Page:Anonyme ou Collectif - Voyages imaginaires, songes, visions et romans cabalistiques, tome 18.djvu/316

Le texte de cette page a été corrigé et est conforme au fac-similé.
310
Voyages

mais, en me regardant, ses yeux se mouillèrent : je vois, ma chère Floride, que vous devinez une partie de mes maux ; ses soupirs étouffèrent sa voix.

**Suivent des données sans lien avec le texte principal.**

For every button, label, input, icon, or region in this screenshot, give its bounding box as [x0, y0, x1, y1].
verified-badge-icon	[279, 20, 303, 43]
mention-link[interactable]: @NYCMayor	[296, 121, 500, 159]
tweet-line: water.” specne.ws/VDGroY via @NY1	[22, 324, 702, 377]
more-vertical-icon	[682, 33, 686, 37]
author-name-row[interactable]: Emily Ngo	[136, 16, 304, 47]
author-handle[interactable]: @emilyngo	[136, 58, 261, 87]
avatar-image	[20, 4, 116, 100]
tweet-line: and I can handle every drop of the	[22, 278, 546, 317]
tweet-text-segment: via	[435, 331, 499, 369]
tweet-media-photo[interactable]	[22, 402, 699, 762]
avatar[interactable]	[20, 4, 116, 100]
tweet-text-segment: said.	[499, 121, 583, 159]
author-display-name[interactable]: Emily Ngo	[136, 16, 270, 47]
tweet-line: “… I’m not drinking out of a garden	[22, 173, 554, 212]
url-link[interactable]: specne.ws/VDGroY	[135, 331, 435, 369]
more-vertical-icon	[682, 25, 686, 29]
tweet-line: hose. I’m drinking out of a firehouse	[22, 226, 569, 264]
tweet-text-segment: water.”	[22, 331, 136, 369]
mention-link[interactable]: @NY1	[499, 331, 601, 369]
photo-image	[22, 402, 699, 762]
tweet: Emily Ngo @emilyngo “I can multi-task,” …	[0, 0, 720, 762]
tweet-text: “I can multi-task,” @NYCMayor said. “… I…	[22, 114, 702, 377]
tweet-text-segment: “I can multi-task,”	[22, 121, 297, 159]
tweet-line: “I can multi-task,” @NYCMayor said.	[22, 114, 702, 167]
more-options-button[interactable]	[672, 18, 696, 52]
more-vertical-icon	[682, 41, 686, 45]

Cléonbule qui avoit sans doute craint d’irriter son désespoir en me faisant d’abord le récit de ce qui en étoit l’objet, m’apprit en peu de mots que pendant la route de Clitandre, son cheval s’étoit cabré & l’avoir précipité dans un abyme, que cette chûte lui ayant fracassé tout le corps, il étoit mort en peu de jours de ses blessures : je vous ai envoyé chercher, ma chère fille, ajouta Cléonbule, pour m’aider à consoler votre amie, & à apporter aussi quelque soulagement à mes maux. Hélas ! Monsieur, m’écriai-je, de quoi suis-je capable, sinon de m’affliger avec vous ? Je sais, dit Cléonbule, que les consolations indiscrètes ne font qu’aigrir les violentes douleurs : l’indifférence & la froideur trouvent aisément des paroles, mais la tristesse est le vrai langage de l’amitié ; le vulgaire ne reconnoît point les violentes afflictions, & les grandes passions ne germent presque jamais dans les ames foibles.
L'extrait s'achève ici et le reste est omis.